How Walk Big Creates Content Worth Working For

Walk Big is, first and foremost, a content company. Our content is our brand and our brand is our content, but it’s not enough to create content people want to read. Any good content company also needs a content creation system its writers actually want to participate in.

Your content is your writers and your writers are your content. We want our writers to get something back from the content they create from us. That means thinking about what writers want. I may be a CEO now, but I spent the first few years of my career in the early 2000s (back when people still wore watches) as a struggling writer, cranking out content for a variety of entertainment outlets and reviewing terrible movies as a film critic, before starting my own media outlet in Cinema Blend. The one thing I wanted most during that period, and so rarely got, was feedback. When I got it, my writing took huge leaps forward. When I didn’t, I wandered around in a fog wondering where to go next. Writers want to get better. Writers want collaboration. Writers need feedback.

Walk Big CEO Josh Tyler in 2008, covering San Diego Comic Con

Good writers crave feedback because good writers know that to become even better writers, you need an objective third party to help point out what you’re doing wrong and what you’re doing right. Most content companies hire writers to create words and toss those words into a void. They give writers their assignments, writers turn them in, and then never hear anything else about them. No feedback, no way to know if they’re doing things right other than to note whether they are ever assigned to write anything else again.

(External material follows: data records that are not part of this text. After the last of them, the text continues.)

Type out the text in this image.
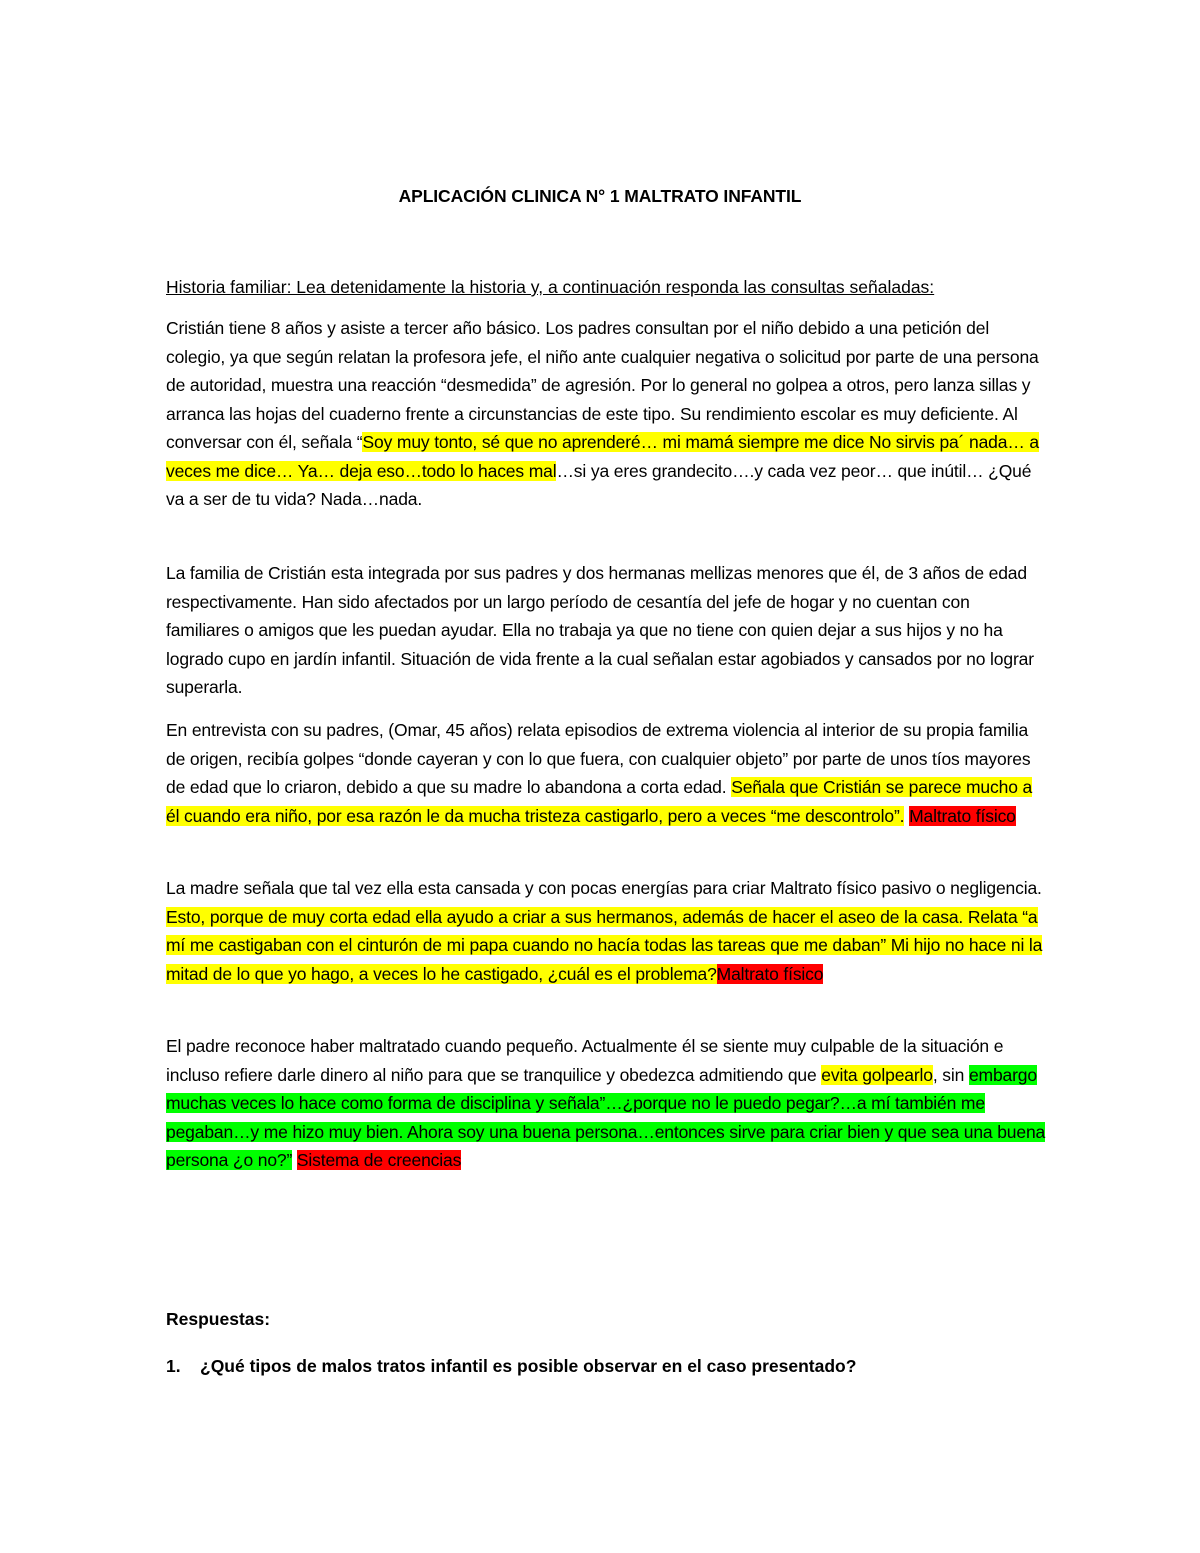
APLICACIÓN CLINICA N° 1 MALTRATO INFANTIL
Historia familiar: Lea detenidamente la historia y, a continuación responda las consultas señaladas:
Cristián tiene 8 años y asiste a tercer año básico. Los padres consultan por el niño debido a una petición del colegio, ya que según relatan la profesora jefe, el niño ante cualquier negativa o solicitud por parte de una persona de autoridad, muestra una reacción “desmedida” de agresión. Por lo general no golpea a otros, pero lanza sillas y arranca las hojas del cuaderno frente a circunstancias de este tipo. Su rendimiento escolar es muy deficiente. Al conversar con él, señala “Soy muy tonto, sé que no aprenderé… mi mamá siempre me dice No sirvis pa´ nada… a veces me dice… Ya… deja eso…todo lo haces mal…si ya eres grandecito….y cada vez peor… que inútil… ¿Qué va a ser de tu vida? Nada…nada.
La familia de Cristián esta integrada por sus padres y dos hermanas mellizas menores que él, de 3 años de edad respectivamente. Han sido afectados por un largo período de cesantía del jefe de hogar y no cuentan con familiares o amigos que les puedan ayudar. Ella no trabaja ya que no tiene con quien dejar a sus hijos y no ha logrado cupo en jardín infantil. Situación de vida frente a la cual señalan estar agobiados y cansados por no lograr superarla.
En entrevista con su padres, (Omar, 45 años) relata episodios de extrema violencia al interior de su propia familia de origen, recibía golpes “donde cayeran y con lo que fuera, con cualquier objeto” por parte de unos tíos mayores de edad que lo criaron, debido a que su madre lo abandona a corta edad. Señala que Cristián se parece mucho a él cuando era niño, por esa razón le da mucha tristeza castigarlo, pero a veces “me descontrolo”. Maltrato físico
La madre señala que tal vez ella esta cansada y con pocas energías para criar Maltrato físico pasivo o negligencia. Esto, porque de muy corta edad ella ayudo a criar a sus hermanos, además de hacer el aseo de la casa. Relata “a mí me castigaban con el cinturón de mi papa cuando no hacía todas las tareas que me daban” Mi hijo no hace ni la mitad de lo que yo hago, a veces lo he castigado, ¿cuál es el problema?Maltrato físico
El padre reconoce haber maltratado cuando pequeño. Actualmente él se siente muy culpable de la situación e incluso refiere darle dinero al niño para que se tranquilice y obedezca admitiendo que evita golpearlo, sin embargo muchas veces lo hace como forma de disciplina y señala”…¿porque no le puedo pegar?…a mí también me pegaban…y me hizo muy bien. Ahora soy una buena persona…entonces sirve para criar bien y que sea una buena persona ¿o no?” Sistema de creencias
Respuestas:
1. ¿Qué tipos de malos tratos infantil es posible observar en el caso presentado?
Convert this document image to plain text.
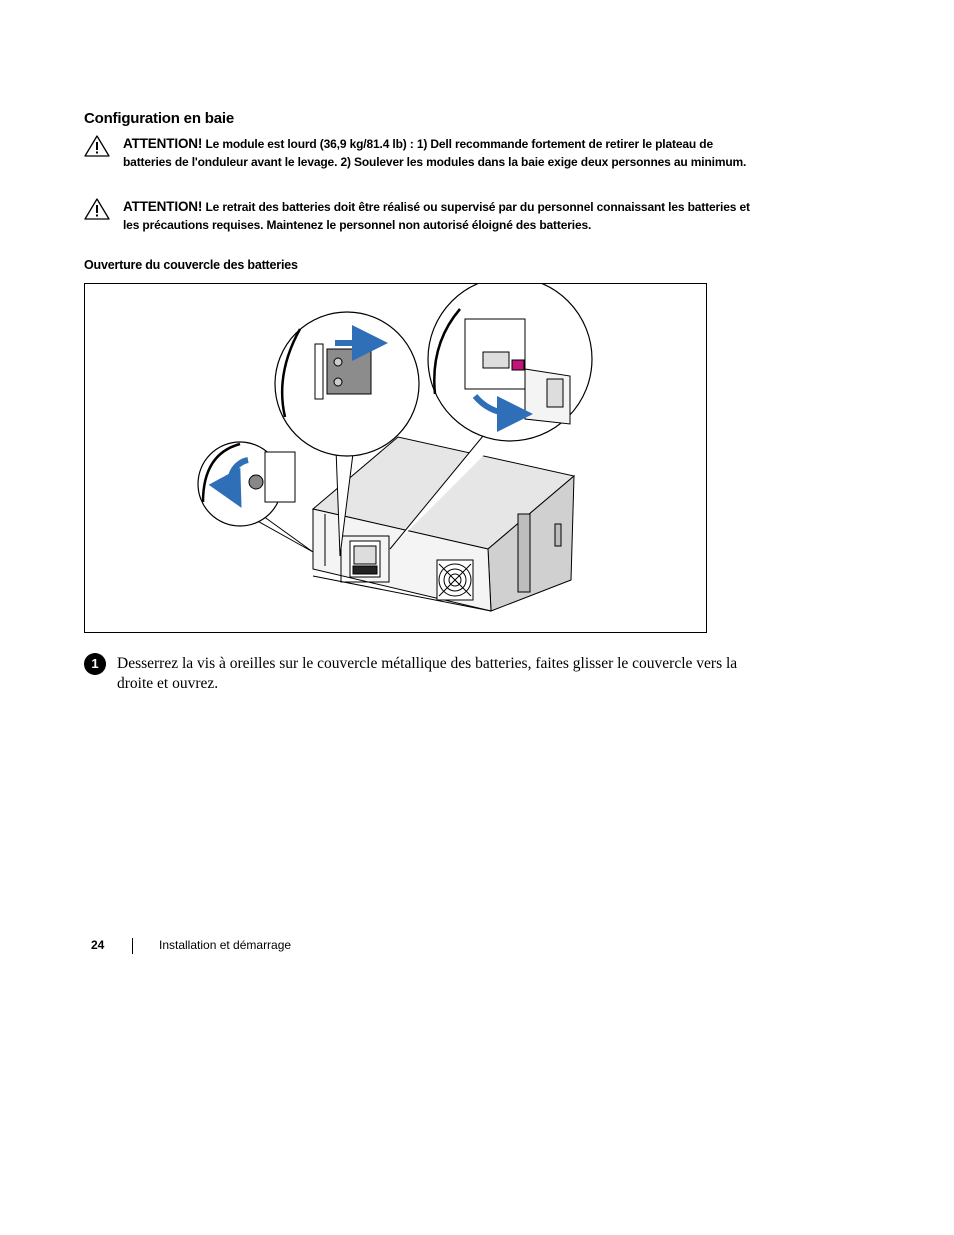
Configuration en baie
ATTENTION! Le module est lourd (36,9 kg/81.4 lb) : 1) Dell recommande fortement de retirer le plateau de batteries de l'onduleur avant le levage. 2) Soulever les modules dans la baie exige deux personnes au minimum.
ATTENTION! Le retrait des batteries doit être réalisé ou supervisé par du personnel connaissant les batteries et les précautions requises. Maintenez le personnel non autorisé éloigné des batteries.
Ouverture du couvercle des batteries
1	Desserrez la vis à oreilles sur le couvercle métallique des batteries, faites glisser le couvercle vers la droite et ouvrez.
24	Installation et démarrage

We are a content first company, so Walk Big stresses collaboration. Our content creation system is built on interaction between writers and editors, working together to craft the best content possible. Writers don’t toil away alone in a void. We’ve set up an internal, online community where writers work with their editors standing by in real-time. If writers have questions, someone is always there to answer them. When they’ve finished, the editor who assigned them their story doesn’t just review it and hit publish, they respond back and when warranted let writers know what they did right or wrong. They talk about it, and in the process writers and editors make each other better. And that makes Walk Big better.

What writers really want most is to talk about what they’re writing. Creating great content doesn’t happen in a void. Good content happens with real-time collaboration and communication, the keys to creating any solid content creation system at scale.